Чарли тяжело вздохнул.

На фото была не та женщина. Там должна быть Эйприл, а рядом — Сэм.

Он оставил фото на столе, чувствуя себя окончательно выбитым из колеи. Пусть Сэм уберет свои вещи.

Время расстилалось перед ним бесконечным роликом белой бумаги. Он взглянул на часы. Восемь утра.


Чарли схватил ключи от машины. Сэм после занятий остается в школе, чтобы закончить какую-то работу, и придет домой не раньше четырех. У него еще восемь часов до возвращения сына. Он поедет прокатиться.

Чарли был в дороге уже два часа, и ему стало нехорошо. В животе ворочался горячий тугой ком, руки вспотели. У него полно дел: работа, стирка, уборка, — а он занимается черт-те чем!

Он твердил себе, что давно пора повернуть обратно, но продолжал путь, словно машина несла его вперед помимо воли. Когда он добрался до перекрестка, лицо заливал пот, а сделав поворот, почувствовал резкий укол в сердце. Он подъехал к обочине. Остановился, жадно глотая воздух, выжидая, пока пульс станет нормальным.

Наконец он выбрался из машины. Дорога была самой обычной, черной, разделенной желтыми линиями. Прошло почти четыре месяца. Белые меловые линии и пятна крови давно смыты дождем. Никто и не заподозрит, что там случилось нечто ужасное. Не узнает, что на этом месте погибла его жена.

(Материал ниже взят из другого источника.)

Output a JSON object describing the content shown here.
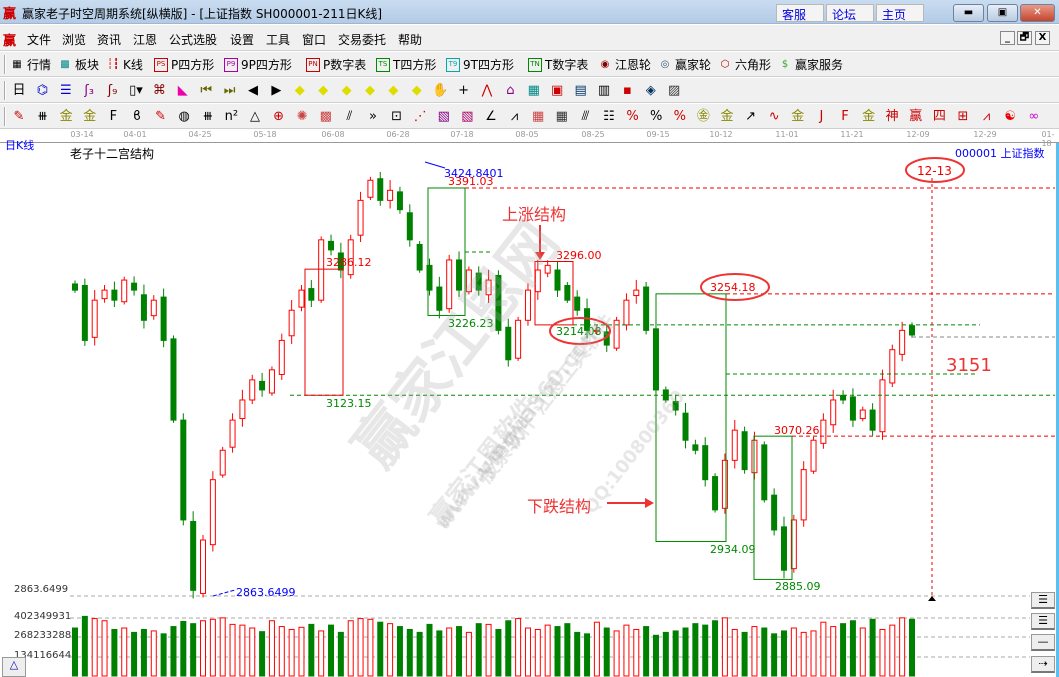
{
  "window": {
    "logo": "赢",
    "title": "赢家老子时空周期系统[纵横版] - [上证指数  SH000001-211日K线]",
    "links": [
      "客服",
      "论坛",
      "主页"
    ],
    "controls": [
      "minimize",
      "restore",
      "close"
    ]
  },
  "menu": {
    "logo": "赢",
    "items": [
      "文件",
      "浏览",
      "资讯",
      "江恩",
      "公式选股",
      "设置",
      "工具",
      "窗口",
      "交易委托",
      "帮助"
    ],
    "mdi": [
      "_",
      "🗗",
      "X"
    ]
  },
  "toolbar1": [
    {
      "icon": "table-icon",
      "glyph": "▦",
      "label": "行情",
      "color": "#000"
    },
    {
      "icon": "blocks-icon",
      "glyph": "▩",
      "label": "板块",
      "color": "#088"
    },
    {
      "icon": "candles-icon",
      "glyph": "┆┇",
      "label": "K线",
      "color": "#c00"
    },
    {
      "icon": "ps-icon",
      "glyph": "PS",
      "label": "P四方形",
      "color": "#c00"
    },
    {
      "icon": "p9-icon",
      "glyph": "P9",
      "label": "9P四方形",
      "color": "#a0a"
    },
    {
      "icon": "pn-icon",
      "glyph": "PN",
      "label": "P数字表",
      "color": "#c00"
    },
    {
      "icon": "ts-icon",
      "glyph": "TS",
      "label": "T四方形",
      "color": "#080"
    },
    {
      "icon": "t9-icon",
      "glyph": "T9",
      "label": "9T四方形",
      "color": "#0aa"
    },
    {
      "icon": "tn-icon",
      "glyph": "TN",
      "label": "T数字表",
      "color": "#080"
    },
    {
      "icon": "gann-wheel-icon",
      "glyph": "◉",
      "label": "江恩轮",
      "color": "#800"
    },
    {
      "icon": "big-wheel-icon",
      "glyph": "◎",
      "label": "赢家轮",
      "color": "#357"
    },
    {
      "icon": "hexagon-icon",
      "glyph": "⬡",
      "label": "六角形",
      "color": "#a00"
    },
    {
      "icon": "dollar-icon",
      "glyph": "$",
      "label": "赢家服务",
      "color": "#3a3"
    }
  ],
  "toolbar2": [
    {
      "icon": "period-day-icon",
      "glyph": "日▾",
      "color": "#000"
    },
    {
      "icon": "map-icon",
      "glyph": "⌬",
      "color": "#00c"
    },
    {
      "icon": "note-icon",
      "glyph": "☰",
      "color": "#00c"
    },
    {
      "icon": "wave3-icon",
      "glyph": "ʃ₃",
      "color": "#808"
    },
    {
      "icon": "wave9-icon",
      "glyph": "ʃ₉",
      "color": "#800"
    },
    {
      "icon": "candle-type-icon",
      "glyph": "▯▾",
      "color": "#000"
    },
    {
      "icon": "pattern-icon",
      "glyph": "⌘",
      "color": "#800"
    },
    {
      "icon": "distribution-icon",
      "glyph": "◣",
      "color": "#e0a"
    },
    {
      "icon": "first-icon",
      "glyph": "⏮",
      "color": "#660"
    },
    {
      "icon": "last-icon",
      "glyph": "⏭",
      "color": "#660"
    },
    {
      "icon": "left-icon",
      "glyph": "◀",
      "color": "#000"
    },
    {
      "icon": "right-icon",
      "glyph": "▶",
      "color": "#000"
    },
    {
      "icon": "diamond-left-icon",
      "glyph": "◆",
      "color": "#dd0"
    },
    {
      "icon": "diamond-right-icon",
      "glyph": "◆",
      "color": "#dd0"
    },
    {
      "icon": "diamond-h-icon",
      "glyph": "◆",
      "color": "#dd0"
    },
    {
      "icon": "diamond-shrink-icon",
      "glyph": "◆",
      "color": "#dd0"
    },
    {
      "icon": "diamond-v-icon",
      "glyph": "◆",
      "color": "#dd0"
    },
    {
      "icon": "diamond-all-icon",
      "glyph": "◆",
      "color": "#dd0"
    },
    {
      "icon": "hand-icon",
      "glyph": "✋",
      "color": "#000"
    },
    {
      "icon": "crosshair-icon",
      "glyph": "+",
      "color": "#000"
    },
    {
      "icon": "line-icon",
      "glyph": "⋀",
      "color": "#c00"
    },
    {
      "icon": "shape-icon",
      "glyph": "⌂",
      "color": "#808"
    },
    {
      "icon": "chart-icon",
      "glyph": "▦",
      "color": "#088"
    },
    {
      "icon": "calendar-icon",
      "glyph": "▣",
      "color": "#c00"
    },
    {
      "icon": "calculator-icon",
      "glyph": "▤",
      "color": "#036"
    },
    {
      "icon": "notes-icon",
      "glyph": "▥",
      "color": "#000"
    },
    {
      "icon": "save-icon",
      "glyph": "▪",
      "color": "#c00"
    },
    {
      "icon": "network-icon",
      "glyph": "◈",
      "color": "#036"
    },
    {
      "icon": "trade-icon",
      "glyph": "▨",
      "color": "#333"
    }
  ],
  "toolbar3": [
    {
      "icon": "pen-icon",
      "glyph": "✎",
      "color": "#c00"
    },
    {
      "icon": "lines-icon",
      "glyph": "⧻",
      "color": "#000"
    },
    {
      "icon": "gold1-icon",
      "glyph": "金",
      "color": "#880"
    },
    {
      "icon": "gold2-icon",
      "glyph": "金",
      "color": "#880"
    },
    {
      "icon": "fib-icon",
      "glyph": "F",
      "color": "#000"
    },
    {
      "icon": "spiral-icon",
      "glyph": "ϐ",
      "color": "#000"
    },
    {
      "icon": "pen2-icon",
      "glyph": "✎",
      "color": "#c00"
    },
    {
      "icon": "cycle-icon",
      "glyph": "◍",
      "color": "#000"
    },
    {
      "icon": "bars-icon",
      "glyph": "⧻",
      "color": "#000"
    },
    {
      "icon": "square-n-icon",
      "glyph": "n²",
      "color": "#000"
    },
    {
      "icon": "triangle-icon",
      "glyph": "△",
      "color": "#000"
    },
    {
      "icon": "target-icon",
      "glyph": "⊕",
      "color": "#c00"
    },
    {
      "icon": "web-icon",
      "glyph": "✺",
      "color": "#c44"
    },
    {
      "icon": "grid-icon",
      "glyph": "▩",
      "color": "#c44"
    },
    {
      "icon": "angle-icon",
      "glyph": "⫽",
      "color": "#000"
    },
    {
      "icon": "more-icon",
      "glyph": "»",
      "color": "#000"
    },
    {
      "icon": "box-icon",
      "glyph": "⊡",
      "color": "#000"
    },
    {
      "icon": "fan-icon",
      "glyph": "⋰",
      "color": "#c00"
    },
    {
      "icon": "fan-box-icon",
      "glyph": "▧",
      "color": "#808"
    },
    {
      "icon": "fan-box2-icon",
      "glyph": "▧",
      "color": "#a06"
    },
    {
      "icon": "fan-lines-icon",
      "glyph": "∠",
      "color": "#000"
    },
    {
      "icon": "zigzag-icon",
      "glyph": "⩘",
      "color": "#000"
    },
    {
      "icon": "grid2-icon",
      "glyph": "▦",
      "color": "#c44"
    },
    {
      "icon": "grid3-icon",
      "glyph": "▦",
      "color": "#333"
    },
    {
      "icon": "parallel-icon",
      "glyph": "⫻",
      "color": "#000"
    },
    {
      "icon": "table2-icon",
      "glyph": "☷",
      "color": "#000"
    },
    {
      "icon": "percent-line-icon",
      "glyph": "%",
      "color": "#c00"
    },
    {
      "icon": "percent-icon",
      "glyph": "%",
      "color": "#000"
    },
    {
      "icon": "percent-lines-icon",
      "glyph": "%",
      "color": "#c00"
    },
    {
      "icon": "gold-circle-icon",
      "glyph": "㊎",
      "color": "#880"
    },
    {
      "icon": "gold-lines-icon",
      "glyph": "金",
      "color": "#880"
    },
    {
      "icon": "arrow-tool-icon",
      "glyph": "↗",
      "color": "#000"
    },
    {
      "icon": "sine-icon",
      "glyph": "∿",
      "color": "#c00"
    },
    {
      "icon": "gold-bar-icon",
      "glyph": "金",
      "color": "#880"
    },
    {
      "icon": "j-angle-icon",
      "glyph": "J",
      "color": "#c00"
    },
    {
      "icon": "f-angle-icon",
      "glyph": "F",
      "color": "#c00"
    },
    {
      "icon": "gold-angle-icon",
      "glyph": "金",
      "color": "#880"
    },
    {
      "icon": "god-angle-icon",
      "glyph": "神",
      "color": "#c00"
    },
    {
      "icon": "win-angle-icon",
      "glyph": "赢",
      "color": "#c00"
    },
    {
      "icon": "four-angle-icon",
      "glyph": "四",
      "color": "#c00"
    },
    {
      "icon": "cross-box-icon",
      "glyph": "⊞",
      "color": "#c00"
    },
    {
      "icon": "trend-icon",
      "glyph": "⩘",
      "color": "#c00"
    },
    {
      "icon": "yinyang-icon",
      "glyph": "☯",
      "color": "#e00"
    },
    {
      "icon": "infinity-icon",
      "glyph": "∞",
      "color": "#c0c"
    }
  ],
  "chart": {
    "period_label": "日K线",
    "study_title": "老子十二宫结构",
    "symbol": "000001  上证指数",
    "volume_toggle": "△",
    "side_buttons": [
      "☰",
      "☰",
      "—",
      "⇢"
    ]
  },
  "chart_data": {
    "type": "candlestick",
    "dates": [
      "03-14",
      "04-01",
      "04-25",
      "05-18",
      "06-08",
      "06-28",
      "07-18",
      "08-05",
      "08-25",
      "09-15",
      "10-12",
      "11-01",
      "11-21",
      "12-09",
      "12-29",
      "01-18"
    ],
    "closes": [
      3259,
      3194,
      3246,
      3259,
      3246,
      3272,
      3259,
      3220,
      3246,
      3194,
      3091,
      2962,
      2871,
      2936,
      3014,
      3052,
      3091,
      3117,
      3143,
      3130,
      3156,
      3194,
      3233,
      3259,
      3246,
      3324,
      3311,
      3285,
      3324,
      3375,
      3401,
      3375,
      3388,
      3363,
      3324,
      3285,
      3259,
      3233,
      3298,
      3259,
      3285,
      3259,
      3272,
      3207,
      3169,
      3220,
      3259,
      3285,
      3291,
      3259,
      3246,
      3233,
      3207,
      3207,
      3188,
      3220,
      3246,
      3259,
      3207,
      3130,
      3117,
      3104,
      3065,
      3052,
      3014,
      2975,
      3039,
      3078,
      3027,
      3065,
      2988,
      2949,
      2897,
      2962,
      3027,
      3065,
      3091,
      3117,
      3117,
      3091,
      3104,
      3078,
      3143,
      3182,
      3207,
      3201
    ],
    "volumes": [
      330,
      410,
      395,
      380,
      320,
      330,
      300,
      320,
      310,
      290,
      340,
      375,
      360,
      380,
      390,
      400,
      355,
      350,
      330,
      305,
      380,
      340,
      320,
      335,
      355,
      310,
      350,
      300,
      380,
      395,
      390,
      370,
      360,
      340,
      320,
      300,
      355,
      310,
      330,
      340,
      300,
      360,
      355,
      320,
      380,
      395,
      330,
      320,
      350,
      340,
      360,
      300,
      290,
      370,
      330,
      310,
      350,
      320,
      340,
      280,
      300,
      310,
      330,
      360,
      350,
      380,
      400,
      320,
      300,
      340,
      330,
      290,
      310,
      330,
      300,
      310,
      370,
      340,
      360,
      380,
      330,
      390,
      320,
      350,
      400,
      390
    ],
    "price_axis_label": "2863.6499",
    "volume_axis_labels": [
      "402349931",
      "268233288",
      "134116644"
    ],
    "annotations": {
      "high": "3424.8401",
      "low": "2863.6499",
      "levels": [
        "3391.03",
        "3286.12",
        "3123.15",
        "3226.23",
        "3296.00",
        "3214.08",
        "3254.18",
        "2934.09",
        "3070.26",
        "2885.09"
      ],
      "rise_label": "上涨结构",
      "fall_label": "下跌结构",
      "target": "3151",
      "date_mark": "12-13"
    },
    "colors": {
      "up": "#ff0000",
      "down": "#008000",
      "high_low": "#0000ff"
    }
  },
  "watermark": [
    "赢家江恩网",
    "赢家江恩软件",
    "股票软件  江恩工具软件",
    "www.yingjia360.com",
    "QQ:100800360"
  ]
}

Чарли задышал чаще. Небо казалось твердью, выкрашенной в синий цвет. В спину бил ледяной ветер.

— Вернись, — попросил он, и его голос сорвался. Он заплакал, сознавая, что она никогда не вернется и в жизни больше не будет ничего хорошего. Он не должен был приезжать сюда.

Все еще плача, вытирая глаза, он сел в машину и сунул руку в карман за бумажными платками. Он никак не мог прийти в себя, не мог управлять автомобилем. Но нельзя же сидеть на дороге!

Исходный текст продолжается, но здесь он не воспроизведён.